Inputs of dust from the Sahara desert could change the composition of microbial communities in the (sub)tropical eastern North Atlantic say Southampton researchers writing this month in the journal FEMS Microbiology Letters.
When high winds blow over the Sahara, dust particles consisting of soil particles are lifted high into the atmosphere, blown over the sea, and then deposited on the ocean surface.
"Desert dust particles contain nutrients such as iron that can boost the production of tiny planktonic plants called phytoplankton as well as bacteria in some oceanic regions," explained researcher Polly Hill, a PhD student at the University of Southampton's School of Ocean and Earth Science (SOES) based at the National Oceanography Centre (NOC) in Southampton.
The new research was conducted aboard the Royal Research Ship Discovery in the eastern (sub)tropical North Atlantic Ocean during January-February 2008.
"During the voyage a huge cloud of Saharan dust came over, turning the sky brown and covering the ship in a layer of red-brown dust. The dust cloud was clearly visible in satellite images," recalled Hill.

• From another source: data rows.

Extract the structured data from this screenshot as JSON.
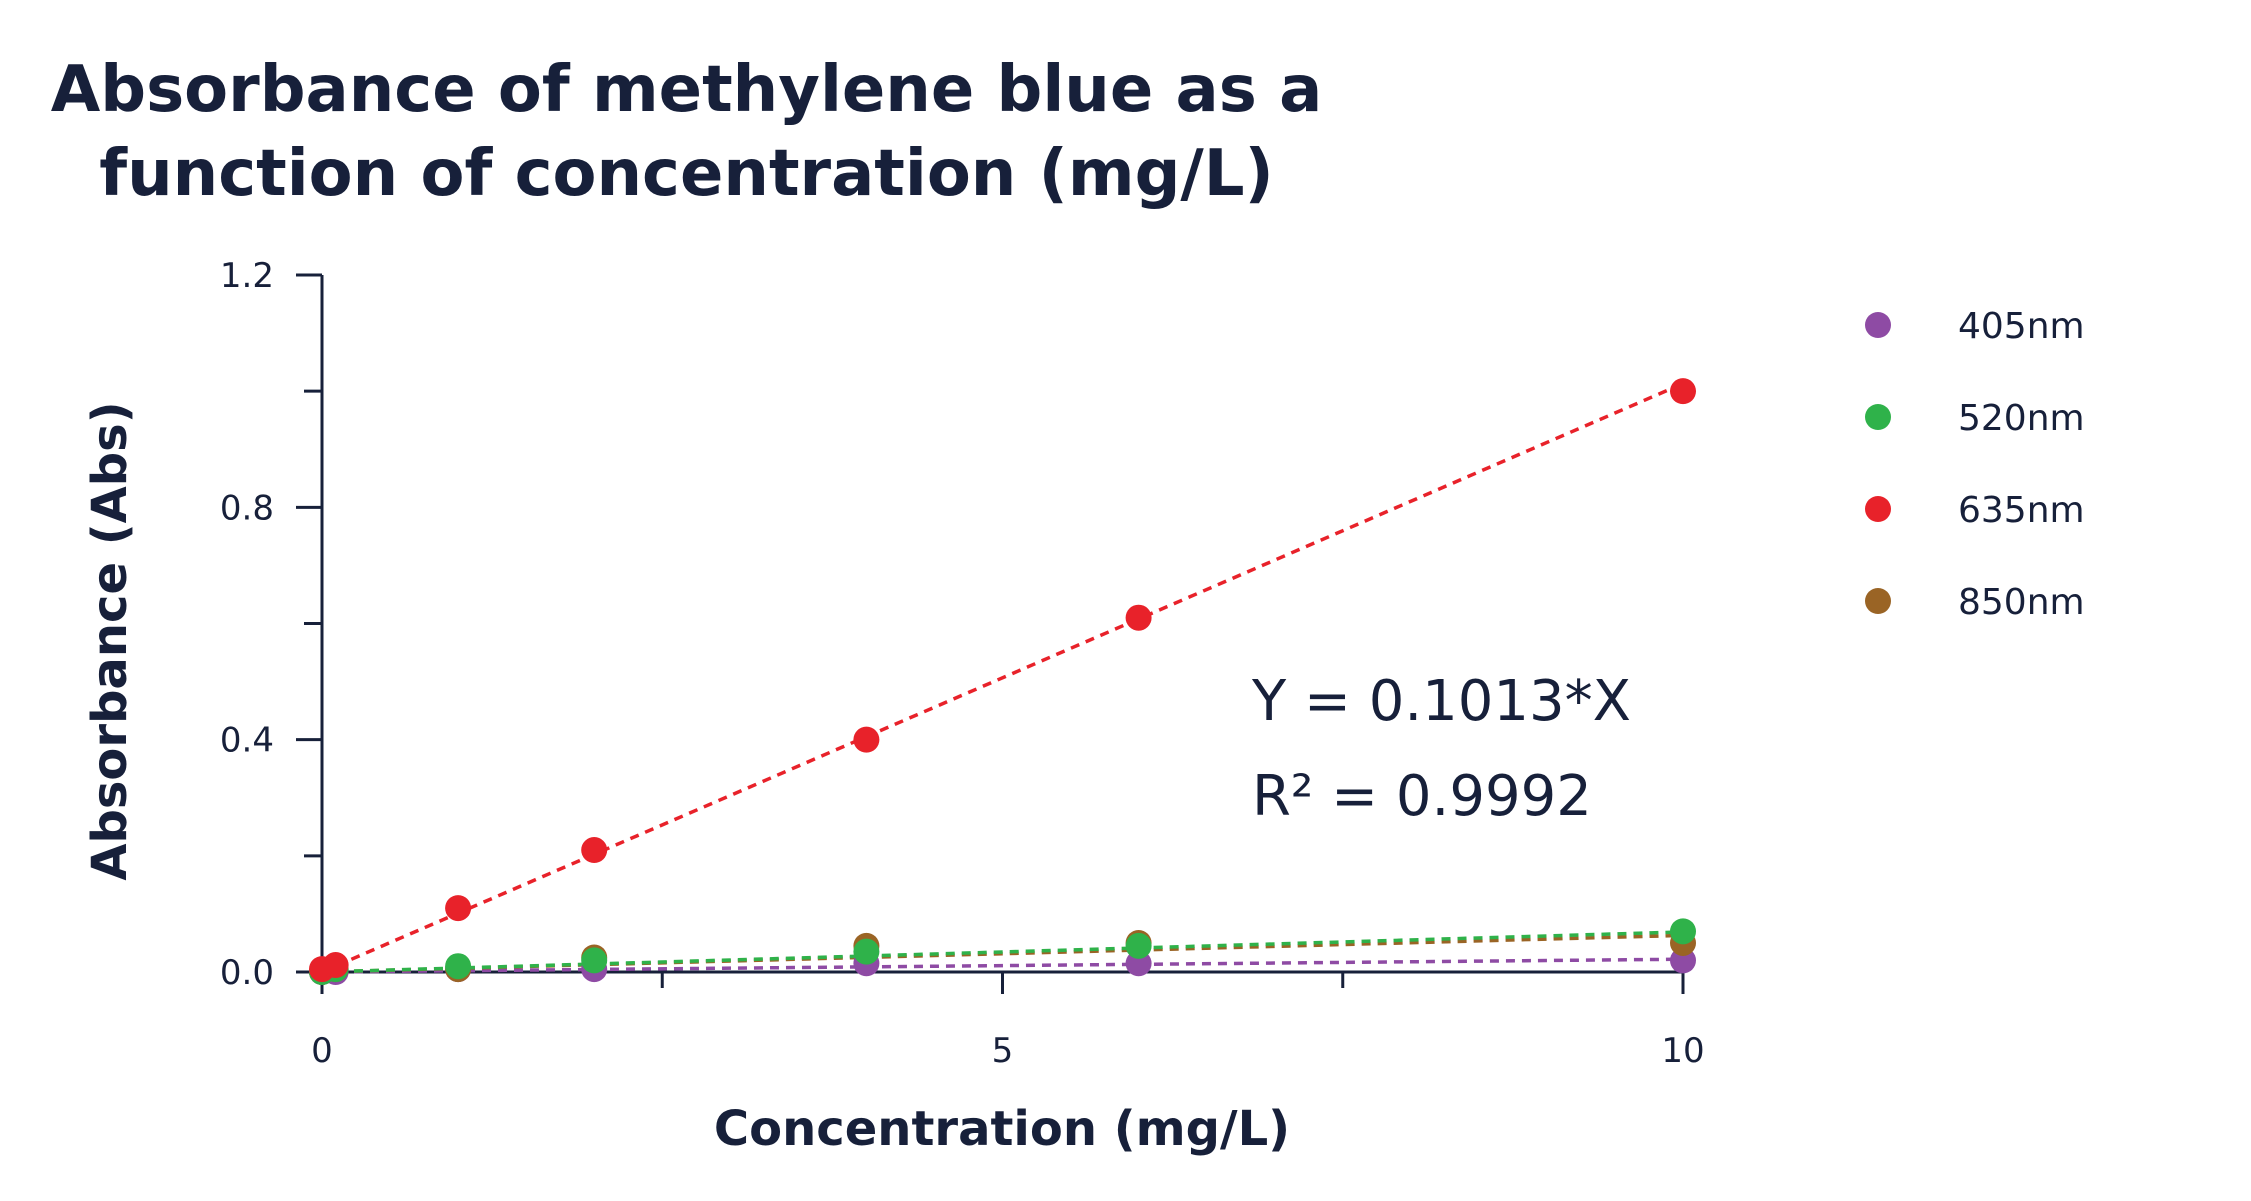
{
  "chart_data": {
    "type": "scatter",
    "title_lines": [
      "Absorbance of methylene blue as a",
      "function of concentration (mg/L)"
    ],
    "xlabel": "Concentration (mg/L)",
    "ylabel": "Absorbance (Abs)",
    "xlim": [
      0,
      10
    ],
    "ylim": [
      0,
      1.2
    ],
    "x_ticks": [
      0,
      5,
      10
    ],
    "x_tick_labels": [
      "0",
      "5",
      "10"
    ],
    "x_minor_ticks": [
      2.5,
      7.5
    ],
    "y_ticks": [
      0,
      0.4,
      0.8,
      1.2
    ],
    "y_tick_labels": [
      "0.0",
      "0.4",
      "0.8",
      "1.2"
    ],
    "y_minor_ticks": [
      0.2,
      0.6,
      1.0
    ],
    "grid": false,
    "legend_position": "right",
    "series": [
      {
        "name": "405nm",
        "color": "#8e4ba4",
        "x": [
          0,
          0.1,
          1,
          2,
          4,
          6,
          10
        ],
        "y": [
          0.0,
          0.0,
          0.005,
          0.005,
          0.015,
          0.015,
          0.02
        ],
        "fit_slope": 0.0022
      },
      {
        "name": "520nm",
        "color": "#2fb24a",
        "x": [
          0,
          0.1,
          1,
          2,
          4,
          6,
          10
        ],
        "y": [
          0.0,
          0.005,
          0.01,
          0.02,
          0.035,
          0.045,
          0.07
        ],
        "fit_slope": 0.0069
      },
      {
        "name": "635nm",
        "color": "#e8222a",
        "x": [
          0,
          0.1,
          1,
          2,
          4,
          6,
          10
        ],
        "y": [
          0.005,
          0.012,
          0.11,
          0.21,
          0.4,
          0.61,
          1.0
        ],
        "fit_slope": 0.1013
      },
      {
        "name": "850nm",
        "color": "#9a6425",
        "x": [
          0,
          0.1,
          1,
          2,
          4,
          6,
          10
        ],
        "y": [
          0.0,
          0.005,
          0.005,
          0.025,
          0.045,
          0.05,
          0.05
        ],
        "fit_slope": 0.0063
      }
    ],
    "annotations": {
      "equation": "Y = 0.1013*X",
      "r2": "R² = 0.9992"
    }
  }
}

Hill and her colleagues Mike Zubkov and Duncan Purdie experimentally assessed the affect of oceanic dust deposition on the metabolic activity of marine bacteria (bacterioplankton) contained in seawater samples collected at a depth of 20 metres. They focused on two types of bacteria, Prochlorococcus and SAR11.
"Prochlorococcus bacteria are the dominant phytoplankton group in the subtropical and tropical ocean and are responsible for a large proportion of carbon dioxide fixation in those regions. Conversely, SAR11 bacteria respire organic carbon and release carbon dioxide," said Hill.
The researchers' experiments aboard ship showed that dust inputs generally advantaged SAR11 over Prochlorococcus, for which these inputs may even be detrimental.
"This means that large inputs of Saharan dust has the potential to change the composition of the bacterioplankton community in the (sub)tropical North Atlantic, as has been shown previously for some other oceanic regions," concluded Hill.
The research was funded by the Natural Environment Research Council's UK Surface Ocean Lower Atmosphere Study (SOLAS) project.